Reward
Reward is what a person wants to have. You cannot give a person something that that person does not want. A reward is the thing that one desires. It is a good execution of the thing toward which that person would like to advance. That person cannot be elsewhere because he or she is correcting the desire. The execution itself is the reward, as it is written, “The reward of a Mitzva (commandment)—Mitzva.”[9] The reward of a Mitzva (commandment) is to know the Metzaveh (commander). To know means to connect, as it is written, “And Adam knew his wife again” (Genesis, 4:25).
Punishment
Punishment is the opposite of reward. It is what a person neither wants nor likes. It is a degree where a person understands that progress is rewarded, and the opposite of that is the punishment. The reward and punishment are not egoistic, where a person does something and receives the reward elsewhere.
Fear
Fear means being afraid of failing to correct. Everything happens due to our effort and request of the light that reforms to come and correct us.
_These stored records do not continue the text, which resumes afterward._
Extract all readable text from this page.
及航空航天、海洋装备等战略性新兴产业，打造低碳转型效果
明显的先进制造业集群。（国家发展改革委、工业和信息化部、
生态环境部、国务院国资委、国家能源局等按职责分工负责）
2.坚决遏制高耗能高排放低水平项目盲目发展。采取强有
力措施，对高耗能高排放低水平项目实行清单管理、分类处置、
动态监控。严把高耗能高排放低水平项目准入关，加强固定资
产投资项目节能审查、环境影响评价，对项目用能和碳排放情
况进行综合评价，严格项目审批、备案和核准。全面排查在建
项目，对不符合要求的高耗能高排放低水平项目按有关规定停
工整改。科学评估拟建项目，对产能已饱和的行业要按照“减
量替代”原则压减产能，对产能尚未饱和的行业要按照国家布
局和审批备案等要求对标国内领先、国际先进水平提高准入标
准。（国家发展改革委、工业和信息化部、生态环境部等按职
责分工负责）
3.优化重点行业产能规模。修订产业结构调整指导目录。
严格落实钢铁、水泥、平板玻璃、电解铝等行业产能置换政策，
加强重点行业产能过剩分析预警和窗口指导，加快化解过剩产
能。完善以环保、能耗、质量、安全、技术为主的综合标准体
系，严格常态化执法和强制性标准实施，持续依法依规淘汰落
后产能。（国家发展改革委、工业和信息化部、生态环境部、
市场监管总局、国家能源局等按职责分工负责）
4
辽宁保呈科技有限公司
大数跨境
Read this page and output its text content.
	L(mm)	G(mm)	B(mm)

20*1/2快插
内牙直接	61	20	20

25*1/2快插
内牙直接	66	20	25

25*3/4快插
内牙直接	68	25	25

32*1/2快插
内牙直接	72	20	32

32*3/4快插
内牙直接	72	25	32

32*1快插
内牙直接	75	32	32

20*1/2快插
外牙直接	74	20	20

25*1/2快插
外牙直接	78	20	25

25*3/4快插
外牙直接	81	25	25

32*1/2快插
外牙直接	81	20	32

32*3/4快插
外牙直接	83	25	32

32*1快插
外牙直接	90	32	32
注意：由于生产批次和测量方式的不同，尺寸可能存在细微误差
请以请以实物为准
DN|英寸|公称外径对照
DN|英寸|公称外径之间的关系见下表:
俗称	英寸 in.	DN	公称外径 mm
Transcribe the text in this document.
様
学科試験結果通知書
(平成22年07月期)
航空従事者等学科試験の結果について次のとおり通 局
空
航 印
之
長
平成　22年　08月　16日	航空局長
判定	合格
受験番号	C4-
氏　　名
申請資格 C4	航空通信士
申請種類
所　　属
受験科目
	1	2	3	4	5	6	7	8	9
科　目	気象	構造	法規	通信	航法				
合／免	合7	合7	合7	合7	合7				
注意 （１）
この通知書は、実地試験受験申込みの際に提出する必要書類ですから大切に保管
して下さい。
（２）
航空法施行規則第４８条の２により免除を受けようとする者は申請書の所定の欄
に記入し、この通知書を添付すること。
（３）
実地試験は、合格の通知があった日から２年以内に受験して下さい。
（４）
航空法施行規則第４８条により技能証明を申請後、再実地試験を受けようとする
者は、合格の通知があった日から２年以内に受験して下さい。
It is possible that we did not work sufficiently in order to draw it.
Summary
The portion notes that the choice is in our hands: Either we go toward reward or toward punishment. If we learn what we need to do, and if the world learns, too, we can succeed and have both kinds of Torah, namely great lights—the written Torah and the oral Torah, the light of Hassadim and the light of Hochma that fill our souls. In this way we will rise to the degree of eternity and perfection.
[9] Mishnah, Seder Nezikin, Masechet Avot (Pirkey Avot), Chapter 4, p 2.